Sobre a Lumisol (na imagem abaixo), Alberes espera encontrar algum investidor para que ele possa realizar o sonho de ver sua luminária instalada e trabalhando a todo vapor. “Recebi e-mail de uma empresa do interior de São Paulo interessada no projeto, mas ainda é um contato inicial”, comenta. “O principal desafio de quem trabalha com energia solar é vencer o preconceito que ainda existe contra as placas fotovoltaicas. Há uma crença de que elas são caras e realmente são, mas o preço já caiu muito e essa é uma tendência”, vislumbra.
PEQUENOS GERADORES – Nos laboratórios do Centro de Estudos e Sistemas Avançados do Recife (Cesar), a jovem empresa de microeletrônica SiliconReef concentra toda sua energia de pesquisa e desenvolvimento para aumentar a eficiência de circuitos integrados que vão abastecer dispositivos eletrônicos móveis como celulares, tablets e aparelhos de GPS. Nesse cenário, as muitas vezes gigantescas placas fotovoltaicas são substituídas por minúsculos chips que vão ser integrados a sistemas mais complexos de captura de luz e calor para dar uma dose extra de carga a esses portáteis. “Quando falamos em energia solar, imaginamos logo aquelas fazendas com placas imensas para produzir em larga escala. O nosso foco é a produção em pequena escala”, explica a CEO da empresa pernambucana, Marília Lima.

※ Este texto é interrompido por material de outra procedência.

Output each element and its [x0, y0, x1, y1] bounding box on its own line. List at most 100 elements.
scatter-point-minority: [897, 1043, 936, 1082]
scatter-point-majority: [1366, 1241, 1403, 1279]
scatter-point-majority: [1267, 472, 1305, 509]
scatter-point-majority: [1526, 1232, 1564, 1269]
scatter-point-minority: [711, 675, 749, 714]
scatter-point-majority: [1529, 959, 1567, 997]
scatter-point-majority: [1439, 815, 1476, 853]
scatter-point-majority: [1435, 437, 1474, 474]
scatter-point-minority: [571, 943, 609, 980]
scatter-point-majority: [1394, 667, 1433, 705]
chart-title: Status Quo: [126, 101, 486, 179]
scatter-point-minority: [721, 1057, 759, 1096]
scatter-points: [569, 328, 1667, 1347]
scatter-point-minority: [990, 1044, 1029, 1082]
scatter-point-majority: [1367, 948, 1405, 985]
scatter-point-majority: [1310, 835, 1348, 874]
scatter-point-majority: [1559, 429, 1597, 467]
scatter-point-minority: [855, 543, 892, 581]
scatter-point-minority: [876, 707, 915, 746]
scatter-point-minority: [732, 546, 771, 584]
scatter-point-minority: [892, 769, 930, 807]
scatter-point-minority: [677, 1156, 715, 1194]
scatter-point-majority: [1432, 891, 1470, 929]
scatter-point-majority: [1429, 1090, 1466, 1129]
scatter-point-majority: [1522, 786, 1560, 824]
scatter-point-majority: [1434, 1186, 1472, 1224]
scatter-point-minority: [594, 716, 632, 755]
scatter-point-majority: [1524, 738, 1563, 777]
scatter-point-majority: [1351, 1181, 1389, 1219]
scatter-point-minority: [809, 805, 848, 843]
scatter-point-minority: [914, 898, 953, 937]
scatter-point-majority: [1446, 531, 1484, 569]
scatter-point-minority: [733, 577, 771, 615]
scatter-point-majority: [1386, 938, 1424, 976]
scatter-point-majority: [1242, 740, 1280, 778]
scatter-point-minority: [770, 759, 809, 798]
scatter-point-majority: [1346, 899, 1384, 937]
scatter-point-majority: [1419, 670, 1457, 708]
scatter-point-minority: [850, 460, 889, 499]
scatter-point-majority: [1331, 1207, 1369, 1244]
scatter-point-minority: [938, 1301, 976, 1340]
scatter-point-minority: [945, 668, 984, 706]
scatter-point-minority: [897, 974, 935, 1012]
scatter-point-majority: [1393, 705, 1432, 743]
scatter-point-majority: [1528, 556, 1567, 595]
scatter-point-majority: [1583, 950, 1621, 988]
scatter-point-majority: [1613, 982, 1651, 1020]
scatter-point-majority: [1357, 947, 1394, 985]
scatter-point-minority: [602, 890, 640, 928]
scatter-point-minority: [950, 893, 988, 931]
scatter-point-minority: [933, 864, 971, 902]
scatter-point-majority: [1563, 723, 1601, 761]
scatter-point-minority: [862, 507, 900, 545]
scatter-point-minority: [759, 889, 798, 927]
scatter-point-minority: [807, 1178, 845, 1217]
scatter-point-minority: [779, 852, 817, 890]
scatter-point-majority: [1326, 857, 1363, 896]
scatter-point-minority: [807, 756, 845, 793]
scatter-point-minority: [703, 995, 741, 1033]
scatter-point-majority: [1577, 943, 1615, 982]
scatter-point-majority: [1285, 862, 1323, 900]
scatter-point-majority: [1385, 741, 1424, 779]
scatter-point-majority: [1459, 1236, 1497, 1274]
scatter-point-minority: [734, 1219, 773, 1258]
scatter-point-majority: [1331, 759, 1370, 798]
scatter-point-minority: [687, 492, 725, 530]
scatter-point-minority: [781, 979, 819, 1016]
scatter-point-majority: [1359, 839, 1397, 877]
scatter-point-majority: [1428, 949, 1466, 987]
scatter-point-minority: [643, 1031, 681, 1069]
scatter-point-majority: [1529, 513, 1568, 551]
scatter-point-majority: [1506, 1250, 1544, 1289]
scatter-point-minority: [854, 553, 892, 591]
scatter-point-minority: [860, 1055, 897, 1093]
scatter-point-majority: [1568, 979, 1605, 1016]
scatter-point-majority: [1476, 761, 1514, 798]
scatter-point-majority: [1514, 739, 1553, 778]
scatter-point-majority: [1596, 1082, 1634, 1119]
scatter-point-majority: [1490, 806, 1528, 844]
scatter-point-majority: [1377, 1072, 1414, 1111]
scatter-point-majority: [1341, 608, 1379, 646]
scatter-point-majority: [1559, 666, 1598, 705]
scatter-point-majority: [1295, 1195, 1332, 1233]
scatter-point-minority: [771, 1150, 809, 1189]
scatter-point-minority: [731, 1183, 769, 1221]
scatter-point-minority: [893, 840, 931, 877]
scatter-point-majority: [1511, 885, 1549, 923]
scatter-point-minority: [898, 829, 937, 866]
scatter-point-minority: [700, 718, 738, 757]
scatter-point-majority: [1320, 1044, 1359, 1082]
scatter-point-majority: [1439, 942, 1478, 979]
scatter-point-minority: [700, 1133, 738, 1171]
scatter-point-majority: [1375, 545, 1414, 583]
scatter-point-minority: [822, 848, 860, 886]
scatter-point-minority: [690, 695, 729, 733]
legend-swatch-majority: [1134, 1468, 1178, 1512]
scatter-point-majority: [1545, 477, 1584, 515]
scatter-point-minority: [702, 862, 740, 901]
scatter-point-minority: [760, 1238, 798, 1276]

“Em um aparelhinho desses (mostra um iPhone), com uma tela tão pequena, a eficiência desses painéis solares costuma ser muito baixa. A energia que o dispositivo consegue coletar é tão pequena que, muitas vezes, o aparelho tem que ficar mais de 12 horas exposto ao sol para obter uma carga mínima. É tentando ampliar essa eficiência que a gente trabalha”, explica Marília. Diferentemente da maior parte das demais empresas do Cesar, a SiliconReef atua na área de microeletrônica e semicondutores. Em computadores, são projetados sistemas para configurar o painel dinamicamente visando aumentar a eficiência dessas placas. “E, assim, tornar viável a existência dessa fonte alternativa de energia para esses pequenos dispositivos”.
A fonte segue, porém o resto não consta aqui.